Generation Y

By Oktober 17, 2018Newsletter, Zielgruppen

Fragen zur Persönlichkeit

Die Kernfrage, die die Digital Natives bewusst oder unterbewusst beim Einkaufen umtreibt, lautet: Wie unterstützt ein Produkt meine Persönlichkeit?  Machen Sie den jungen Kunden daher Angebote, die ihnen diese Frage beantworten, rät Andreas Löbke von der Marketingberatung Co Concept. Die Zielgruppe muss bei ihrer Triebfeder gepackt und mit der Erfüllung ihrer Wünsche abgeholt werden.

Dialogbereite Jugend
Im Gartencenter und dort, wo Pflanzen verkauft werden, scheint man davon auszugehen, dass die Kunden jenseits der 55, also die treuen Stammkunden, nachwachsen. Dass der Mensch, erreicht er erst das entsprechende Alter, sich automatisch in einen Kunden mit den altbewährten Verhaltensmustern und Produktvorlieben verwandelt. In einen Kunden, der sich in unseren Gartencentern und Pflanzenmärkten, wie sie sich heute darstellen, wohlfühlt. „Ein Irrtum“, analysiert der Marketingexperte. Und deshalb sei es vorderste Aufgabe, das Wesen der jungen Kunden ein wenig zu ergründen – um sie überhaupt mal ansprechen zu können. Denn das wollen sie, weiß Löbke: „Die Jugend wartet auf Dialog. Sie wird gern angesprochen. Aber: Man muss ihnen etwas anbieten, was ihren Bedürfnissen entgegenkommt.“

Generation ‚Me‘
Während die in den 80er und 90er Jahren Geborenen die Konsumwelt noch kennen, wie sie lange war, kam der große Bruch danach. Die um die Jahrtausendwende herum geborenen Millenials sind die Digital Natives, die von Kindesbeinen an das komplette digitale Instrumentarium nutzen.
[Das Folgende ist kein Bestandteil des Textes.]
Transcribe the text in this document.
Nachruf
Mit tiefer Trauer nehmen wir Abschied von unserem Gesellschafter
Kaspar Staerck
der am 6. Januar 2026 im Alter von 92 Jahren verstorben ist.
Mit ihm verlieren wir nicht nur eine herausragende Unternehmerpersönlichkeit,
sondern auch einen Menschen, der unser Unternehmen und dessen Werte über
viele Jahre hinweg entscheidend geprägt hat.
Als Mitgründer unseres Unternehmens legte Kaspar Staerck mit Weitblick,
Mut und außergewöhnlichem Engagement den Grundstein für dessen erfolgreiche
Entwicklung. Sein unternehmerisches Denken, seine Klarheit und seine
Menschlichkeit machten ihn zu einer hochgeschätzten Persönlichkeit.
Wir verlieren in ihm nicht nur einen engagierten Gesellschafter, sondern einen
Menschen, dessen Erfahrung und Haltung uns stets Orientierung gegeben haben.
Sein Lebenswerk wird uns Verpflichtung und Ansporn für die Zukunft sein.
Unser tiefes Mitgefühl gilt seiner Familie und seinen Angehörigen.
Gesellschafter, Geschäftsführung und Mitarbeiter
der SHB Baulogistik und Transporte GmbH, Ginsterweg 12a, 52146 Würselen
E-Commerce und stationäres Einkaufen kennen sie schlicht und einfach gleichrangig als Alternativen für Konsum. Bei ihnen sind die klassischen Werte massiv ins Wanken geraten. Die übliche Karriereleiter zu klettern ist ihnen nicht mehr so wichtig. Im Vordergrund stehen Freizeit, Unabhängigkeit, Lebensgefühl, Selbstdarstellung im Jetzt. Bisweilen nennt man sie auch die ‚Generation Me‘.

„Was bringt mir das?“
„Sie hinterfragen stark, sie interessieren sich für gesunde Produkte, Qualitätsversprechen, nachhaltigen Konsum, immer aber mit der Intention, persönlichen Mehrwert mit einem Produkt zu erzielen“, so Löbke. „Klassische Statussymbole spielen dabei keine Rolle. Aber wenn eine Umverpackung kompostierbar ist, dann inszenieren sie das Produkt so, dass es alle mitbekommen.“ Ihre zentrale Frage an die Produkte, mit denen sie sich umgeben, lautet, so Löbke: „Um welchen Wert erhöht dieses Produkt meine Persönlichkeit?“

Die Antworten auf diese Fragen bilden die Basis für den Dialog, für Vermarktung und Vertriebsform von Produkten. Die „richtigen“ Kanäle zu wählen, also auch die sog. sozialen Medien zu aktivieren, um in den Dialog zu treten, ist dann der nächste Schritt.